Pero volvería. No deja de ser consustancial al género humano cierta dosis de
necesidad morbosa, enfermiza, de recorrer aquello que has vivido con personas a
quienes has querido, sólo por el mero hecho de fustigar tu conciencia; tú
sigues viviendo y ellos no.
El reloj del tiempo, de la vida, se para cuando a cada uno le toca. Ni antes ni
después. Drásticamente. De una manera absoluta e injusta para los ojos humanos.
Casi nunca se puede justificar la partida de un ser querido; a pesar de que
deberíamos de estar preparados desde que nacemos, para nuestro particular paso
del Rubicón.
Moraron a otras tierras, como si de un
romance juglaresco se tratara; cambiaron un coqueto chalé por un apartamento
acogedor. Pensado para ellas, como debe de ser; para su confort; pensado para
su Margot, quien prefiere ya un placentero almohadón a la esterilla juvenil de
años atrás.
Y ellas, nuestras queridas tías, nuestras
amigas, mujeres atípicas en una sociedad demasiado remilgada; positivistas;
progresistas de verdad; de las que entienden que el progreso está en luchar por los demás, no por airear como nuevas,
canciones rancias de un progresismo que se cayó, hace muchos años, de su árbol,
maduro pero cansado de que nadie fuera capaz de recoger unas ideas que llevaban
muchos lustros superadas.
Y ellas, defienden, incluso
vehementemente, su principios, contra marea, con la misma fe en ellos que en
sus años de juventud en una España que no entendía su postura ante la vida.

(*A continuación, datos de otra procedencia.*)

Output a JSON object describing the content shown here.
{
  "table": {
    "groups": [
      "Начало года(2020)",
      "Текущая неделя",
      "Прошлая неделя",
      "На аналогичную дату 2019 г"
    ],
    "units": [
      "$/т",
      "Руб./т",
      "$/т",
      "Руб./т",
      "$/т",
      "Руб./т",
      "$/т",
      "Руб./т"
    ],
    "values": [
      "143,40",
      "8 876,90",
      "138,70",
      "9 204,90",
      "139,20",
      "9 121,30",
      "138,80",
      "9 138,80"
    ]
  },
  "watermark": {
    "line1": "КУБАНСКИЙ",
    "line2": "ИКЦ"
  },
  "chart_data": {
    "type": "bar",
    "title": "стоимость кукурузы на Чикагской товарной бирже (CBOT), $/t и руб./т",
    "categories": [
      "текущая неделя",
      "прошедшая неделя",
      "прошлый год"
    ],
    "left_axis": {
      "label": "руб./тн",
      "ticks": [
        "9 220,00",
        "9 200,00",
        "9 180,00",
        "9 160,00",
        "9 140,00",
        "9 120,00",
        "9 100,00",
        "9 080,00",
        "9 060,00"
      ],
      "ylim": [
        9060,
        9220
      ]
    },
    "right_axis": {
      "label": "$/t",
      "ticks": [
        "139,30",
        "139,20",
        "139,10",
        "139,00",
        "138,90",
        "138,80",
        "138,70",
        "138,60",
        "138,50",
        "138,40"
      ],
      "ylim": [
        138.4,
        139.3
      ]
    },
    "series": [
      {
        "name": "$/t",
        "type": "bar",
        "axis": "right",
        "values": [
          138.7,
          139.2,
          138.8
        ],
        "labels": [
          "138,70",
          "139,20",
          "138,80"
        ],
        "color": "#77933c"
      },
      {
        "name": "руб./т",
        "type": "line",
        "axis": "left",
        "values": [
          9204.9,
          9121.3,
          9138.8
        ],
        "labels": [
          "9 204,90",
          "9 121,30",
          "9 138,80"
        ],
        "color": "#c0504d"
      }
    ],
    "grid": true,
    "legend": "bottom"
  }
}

Seguiré recordando nuestras
conversaciones en ese porche que se quedó modelado para siempre en mi retina,
mientras saboreaba bocanadas de unos puritos que ya no me dejan degustar.
Y cambiaré el lugar, sin duda, para
volver a veros; para seguir con nuestras conversaciones sobre lo divino y lo
humano, con nuestras risas y llantos que, por ley de vida, últimamente son los
que más frecuentamos. Pero la alegría innata nos sobrepone de esos trágicos momentos
y hará que pronto estemos conversando en una terraza preciosa, bajo la cubierta
de una lona con estilo, saboreando las
viandas que, con tanto gusto y cariño nos preparáis; o, a la recíproca, me
imagino una reunión en un verde jardín, no tan esmerado como el que teníais, y
en una ciudad distante ciento noventa kilómetros de un dolmen moderno que tiene
esculpido la palabra Moralzarzal.
Y este es el comienzo, la clave o,
mejor dicho, el enclave, que sirvió para retomar una relación que el ajetreo de
la propia vida en la que nos vemos inmersos, no nos había dejado seguir
profundizando.
Por eso, como los amantes, Moralzarzal
será el punto nostálgico y casi platónico, donde retomamos una amistad más allá
de la estrictamente familiar.
Moralzarzal, has entrado cogido de la
mano de estas dos singulares mujeres en
los lugares, no comunes, de nuestras vidas...
Para el Premio Don Manuel de
Narrativa Corta, 2016. Concejalía
de Cultura del Ayuntamiento de Moralzarzal. (Madrid).